Am Abend, beim Abendessen, begann ich zu verstehen, was vor sich ging. Ich saß mit dem Heiratsvermittler am Tisch, und Natascha und der Heiratsvermittler servierten. Der Heiratsvermittler machte seiner Tochter immer wieder Vorhaltungen: „Natascha, die Gläser sind schmutzig. Hast du wieder das Salz vergessen?

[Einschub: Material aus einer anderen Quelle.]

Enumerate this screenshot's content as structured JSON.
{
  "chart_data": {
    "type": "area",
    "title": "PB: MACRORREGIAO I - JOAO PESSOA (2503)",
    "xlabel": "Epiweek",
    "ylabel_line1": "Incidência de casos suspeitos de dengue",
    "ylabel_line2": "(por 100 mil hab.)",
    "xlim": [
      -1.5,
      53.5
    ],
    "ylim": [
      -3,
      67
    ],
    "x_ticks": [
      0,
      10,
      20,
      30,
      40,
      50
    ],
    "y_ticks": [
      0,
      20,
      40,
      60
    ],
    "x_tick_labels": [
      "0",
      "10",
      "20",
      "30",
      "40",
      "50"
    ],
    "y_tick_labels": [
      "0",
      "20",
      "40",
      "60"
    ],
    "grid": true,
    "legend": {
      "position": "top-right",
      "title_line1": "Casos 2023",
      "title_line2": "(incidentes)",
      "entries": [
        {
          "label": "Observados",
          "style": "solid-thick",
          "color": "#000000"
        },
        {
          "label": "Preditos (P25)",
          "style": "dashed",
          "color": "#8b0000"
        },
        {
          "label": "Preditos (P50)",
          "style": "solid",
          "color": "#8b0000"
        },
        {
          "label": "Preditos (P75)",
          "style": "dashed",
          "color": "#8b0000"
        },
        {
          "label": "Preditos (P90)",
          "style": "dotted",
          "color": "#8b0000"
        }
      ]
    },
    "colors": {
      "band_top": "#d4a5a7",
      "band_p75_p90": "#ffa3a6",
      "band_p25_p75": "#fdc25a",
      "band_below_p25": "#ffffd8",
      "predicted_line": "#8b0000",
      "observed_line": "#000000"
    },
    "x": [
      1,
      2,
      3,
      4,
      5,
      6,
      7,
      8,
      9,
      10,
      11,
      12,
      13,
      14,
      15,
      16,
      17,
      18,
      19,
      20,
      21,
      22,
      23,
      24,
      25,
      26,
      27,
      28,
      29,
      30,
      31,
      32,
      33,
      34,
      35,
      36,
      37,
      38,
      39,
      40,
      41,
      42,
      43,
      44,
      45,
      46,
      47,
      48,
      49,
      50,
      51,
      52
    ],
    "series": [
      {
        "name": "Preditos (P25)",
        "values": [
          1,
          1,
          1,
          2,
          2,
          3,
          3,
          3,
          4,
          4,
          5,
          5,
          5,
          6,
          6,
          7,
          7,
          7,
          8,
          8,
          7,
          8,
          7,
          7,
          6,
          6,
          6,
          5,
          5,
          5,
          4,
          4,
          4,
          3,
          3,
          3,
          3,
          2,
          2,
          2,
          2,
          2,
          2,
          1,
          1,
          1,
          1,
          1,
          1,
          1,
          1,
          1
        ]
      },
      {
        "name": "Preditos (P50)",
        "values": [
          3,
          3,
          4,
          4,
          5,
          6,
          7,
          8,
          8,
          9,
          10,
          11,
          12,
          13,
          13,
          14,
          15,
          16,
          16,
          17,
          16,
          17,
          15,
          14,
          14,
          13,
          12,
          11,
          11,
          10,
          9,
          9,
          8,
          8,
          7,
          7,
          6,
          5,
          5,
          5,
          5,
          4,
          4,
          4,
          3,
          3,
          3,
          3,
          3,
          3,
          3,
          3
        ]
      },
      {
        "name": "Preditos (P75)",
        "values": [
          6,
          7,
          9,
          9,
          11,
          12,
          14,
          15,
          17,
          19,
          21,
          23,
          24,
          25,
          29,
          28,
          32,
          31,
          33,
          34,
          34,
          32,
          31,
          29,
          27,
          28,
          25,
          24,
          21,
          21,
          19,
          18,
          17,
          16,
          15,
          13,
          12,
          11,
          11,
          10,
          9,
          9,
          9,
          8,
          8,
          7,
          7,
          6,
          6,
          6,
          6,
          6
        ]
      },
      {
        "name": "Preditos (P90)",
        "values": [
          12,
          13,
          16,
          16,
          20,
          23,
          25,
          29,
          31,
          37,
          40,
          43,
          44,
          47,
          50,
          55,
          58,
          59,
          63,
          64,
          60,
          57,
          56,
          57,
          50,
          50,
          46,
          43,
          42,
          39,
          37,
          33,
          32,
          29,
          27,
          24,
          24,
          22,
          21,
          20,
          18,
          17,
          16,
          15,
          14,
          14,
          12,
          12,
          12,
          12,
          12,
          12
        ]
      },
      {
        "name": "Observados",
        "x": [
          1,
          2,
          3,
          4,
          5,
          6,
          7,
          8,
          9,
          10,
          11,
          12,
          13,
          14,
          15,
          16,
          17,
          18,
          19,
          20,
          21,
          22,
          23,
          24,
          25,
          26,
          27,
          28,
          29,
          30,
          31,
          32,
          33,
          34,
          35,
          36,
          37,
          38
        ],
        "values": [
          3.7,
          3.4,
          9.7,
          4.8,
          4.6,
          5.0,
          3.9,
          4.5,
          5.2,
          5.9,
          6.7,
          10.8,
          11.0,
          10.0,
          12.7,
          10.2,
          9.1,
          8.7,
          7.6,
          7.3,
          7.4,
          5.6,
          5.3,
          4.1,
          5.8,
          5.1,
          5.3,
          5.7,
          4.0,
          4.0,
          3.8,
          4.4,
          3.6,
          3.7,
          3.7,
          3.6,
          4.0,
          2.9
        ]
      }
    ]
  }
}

Läufst du herum, wenn alle sitzen und essen? – Die Kartoffeln sind versalzen, hast du sie wirklich gekocht? Der Heiratsvermittler schwieg, und der Schwiegersohn saß da, als ginge ihn das alles nichts an. Und der Schwager drängte weiter und weiter. Ich sah meine Tochter an und sah, wie sie die Demütigung schweigend ertrug.
Sie war in Stille und Frieden erzogen worden und hatte nie gelernt, für sich selbst einzutreten. Als wir uns an den Tisch setzten, fing der Schwiegervater plötzlich an zu reden: „Ich weiß nicht, wie es Ihnen geht, aber in unserer Familie wird kein Geld verschwendet. Natalia gibt einfach alles aus. Sie braucht Schuhe, dann Schuhe, dann Turnschuhe. Ich hörte zu und wartete darauf, dass mein Schwiegersohn sich für seine Frau einsetzte.
„Du, Schwager, vergisst, wer in diesem Haus der Chef ist“, sagte ich schließlich. Der Schwager rastete aus. Mein Schwiegersohn beschloss plötzlich, seine Stimme zu erheben und seinen Vater zu verteidigen, aber an diesem Abend machte ich dem ein Ende. Alle drei – Heiratsvermittler, Heiratsvermittler, Schwiegersohn – verließen mein Haus.
Das neue Leben meiner Tochter Ein Monat verging. Natasha wurde wieder sie selbst – selbstbewusst, fröhlich, ruhig. „Mein Schwiegersohn hat versucht, zurückzukommen, aber ich habe ihm klar gemacht, dass ich ihn nicht mehr in meinem Haus haben will“, sagte er zu mir, als er ging. Natascha mag sich von mir beleidigt fühlen, aber ich bin sicher, dass es besser ist, sich von solchem Glück fernzuhalten. Habe ich nicht Recht?